The former was with two producers, Josh Halpern and Patrick Shumacker, who also do the offbeat animated show, “Harley Quinn.” That’s when Brunson suggested an animated show about teachers.
Two years later, Schumacker bumped into her on a studio lot and gave her a ride home. She suggested the teacher show as live-action, not animation. “It just kind of was serendipity,” he said.
“Abbott Elementary” is done in the pseudo-documentary style of “The Office” or “Modern Family.” It has earnest teachers (played by Brunson, Walters, Williams, Sheryl Lee Ralph and Chris Perfetti) and a clueless principal (Janelle James). It skips COVID, but digs into other frustrations.
There are other producers, but they defer to Brunson. “We saw ourselves as facilitators,” Schumacker said. “This was Quinta’s vision.”
And it’s a funny vision, refuting any vertical theories.
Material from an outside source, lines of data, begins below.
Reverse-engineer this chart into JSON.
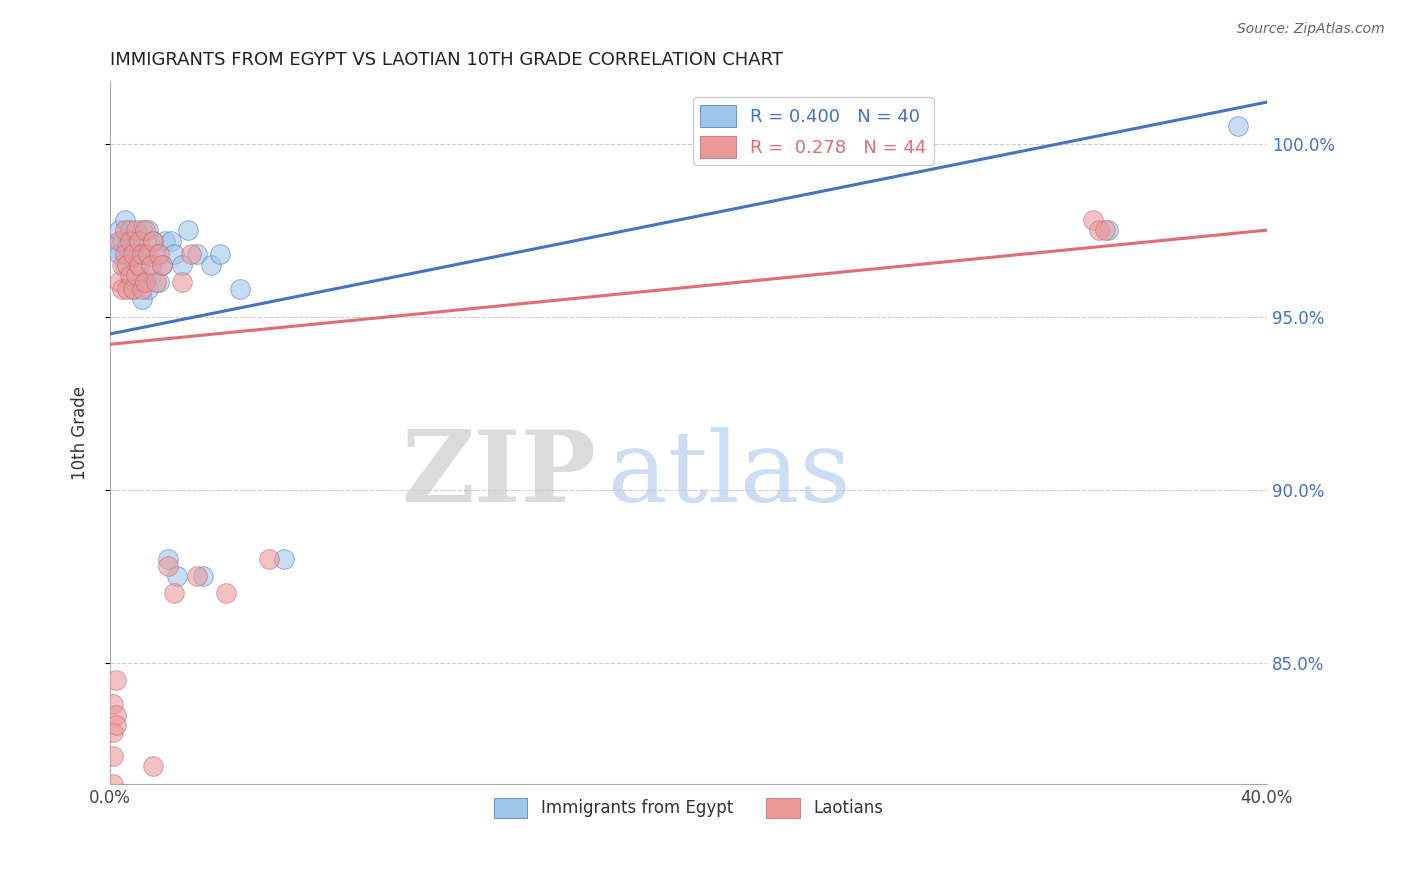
{
  "title": "IMMIGRANTS FROM EGYPT VS LAOTIAN 10TH GRADE CORRELATION CHART",
  "source": "Source: ZipAtlas.com",
  "ylabel": "10th Grade",
  "ytick_labels": [
    "85.0%",
    "90.0%",
    "95.0%",
    "100.0%"
  ],
  "ytick_values": [
    0.85,
    0.9,
    0.95,
    1.0
  ],
  "xlim": [
    0.0,
    0.4
  ],
  "ylim": [
    0.815,
    1.018
  ],
  "legend_blue_label": "R = 0.400   N = 40",
  "legend_pink_label": "R =  0.278   N = 44",
  "legend_series1": "Immigrants from Egypt",
  "legend_series2": "Laotians",
  "blue_color": "#9fc5e8",
  "pink_color": "#ea9999",
  "trendline_blue": "#4472c4",
  "trendline_pink": "#e06c75",
  "blue_scatter_x": [
    0.001,
    0.003,
    0.003,
    0.004,
    0.005,
    0.005,
    0.006,
    0.007,
    0.007,
    0.008,
    0.008,
    0.009,
    0.009,
    0.01,
    0.01,
    0.011,
    0.011,
    0.012,
    0.013,
    0.013,
    0.014,
    0.015,
    0.016,
    0.017,
    0.018,
    0.019,
    0.02,
    0.021,
    0.022,
    0.023,
    0.025,
    0.027,
    0.03,
    0.032,
    0.035,
    0.038,
    0.045,
    0.06,
    0.345,
    0.39
  ],
  "blue_scatter_y": [
    0.97,
    0.975,
    0.968,
    0.972,
    0.978,
    0.965,
    0.97,
    0.975,
    0.96,
    0.972,
    0.958,
    0.965,
    0.972,
    0.968,
    0.96,
    0.975,
    0.955,
    0.968,
    0.975,
    0.958,
    0.962,
    0.972,
    0.968,
    0.96,
    0.965,
    0.972,
    0.88,
    0.972,
    0.968,
    0.875,
    0.965,
    0.975,
    0.968,
    0.875,
    0.965,
    0.968,
    0.958,
    0.88,
    0.975,
    1.005
  ],
  "pink_scatter_x": [
    0.001,
    0.001,
    0.002,
    0.002,
    0.003,
    0.003,
    0.004,
    0.004,
    0.005,
    0.005,
    0.006,
    0.006,
    0.007,
    0.007,
    0.008,
    0.008,
    0.009,
    0.009,
    0.01,
    0.01,
    0.011,
    0.011,
    0.012,
    0.012,
    0.013,
    0.014,
    0.015,
    0.016,
    0.017,
    0.018,
    0.02,
    0.022,
    0.025,
    0.028,
    0.03,
    0.04,
    0.055,
    0.34,
    0.342,
    0.344,
    0.001,
    0.001,
    0.002,
    0.015
  ],
  "pink_scatter_y": [
    0.838,
    0.83,
    0.845,
    0.835,
    0.96,
    0.972,
    0.965,
    0.958,
    0.975,
    0.968,
    0.965,
    0.958,
    0.972,
    0.962,
    0.968,
    0.958,
    0.975,
    0.962,
    0.965,
    0.972,
    0.958,
    0.968,
    0.975,
    0.96,
    0.968,
    0.965,
    0.972,
    0.96,
    0.968,
    0.965,
    0.878,
    0.87,
    0.96,
    0.968,
    0.875,
    0.87,
    0.88,
    0.978,
    0.975,
    0.975,
    0.823,
    0.815,
    0.832,
    0.82
  ],
  "watermark_zip": "ZIP",
  "watermark_atlas": "atlas",
  "grid_color": "#cccccc",
  "axis_color": "#aaaaaa",
  "blue_trend_x0": 0.0,
  "blue_trend_y0": 0.945,
  "blue_trend_x1": 0.4,
  "blue_trend_y1": 1.012,
  "pink_trend_x0": 0.0,
  "pink_trend_y0": 0.942,
  "pink_trend_x1": 0.4,
  "pink_trend_y1": 0.975
}
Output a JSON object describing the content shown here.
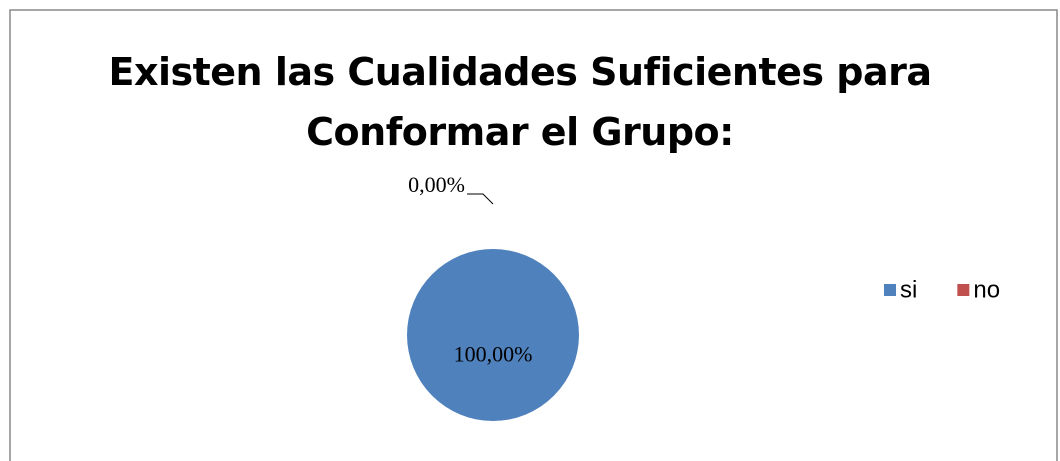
{
  "chart_data": {
    "type": "pie",
    "title": "Existen las Cualidades Suficientes para Conformar el Grupo:",
    "categories": [
      "si",
      "no"
    ],
    "values": [
      100,
      0
    ],
    "value_labels": [
      "100,00%",
      "0,00%"
    ],
    "colors": [
      "#4f81bd",
      "#c0504d"
    ],
    "legend": "right"
  }
}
Adams based his view on several countrymen he felt were 6-foot-5 – John Cleese, Adams himself, P.K. Chesterton, Peter Cook. The latter two are disputed, but he could have added other Englishmen (Jeremy Clarkson, who co-created “Top Gear,” and Stephen Fry) and a token American, Blake Shelton.
All are clever enough. But America’s new comedy star has much more leg room in an airplane.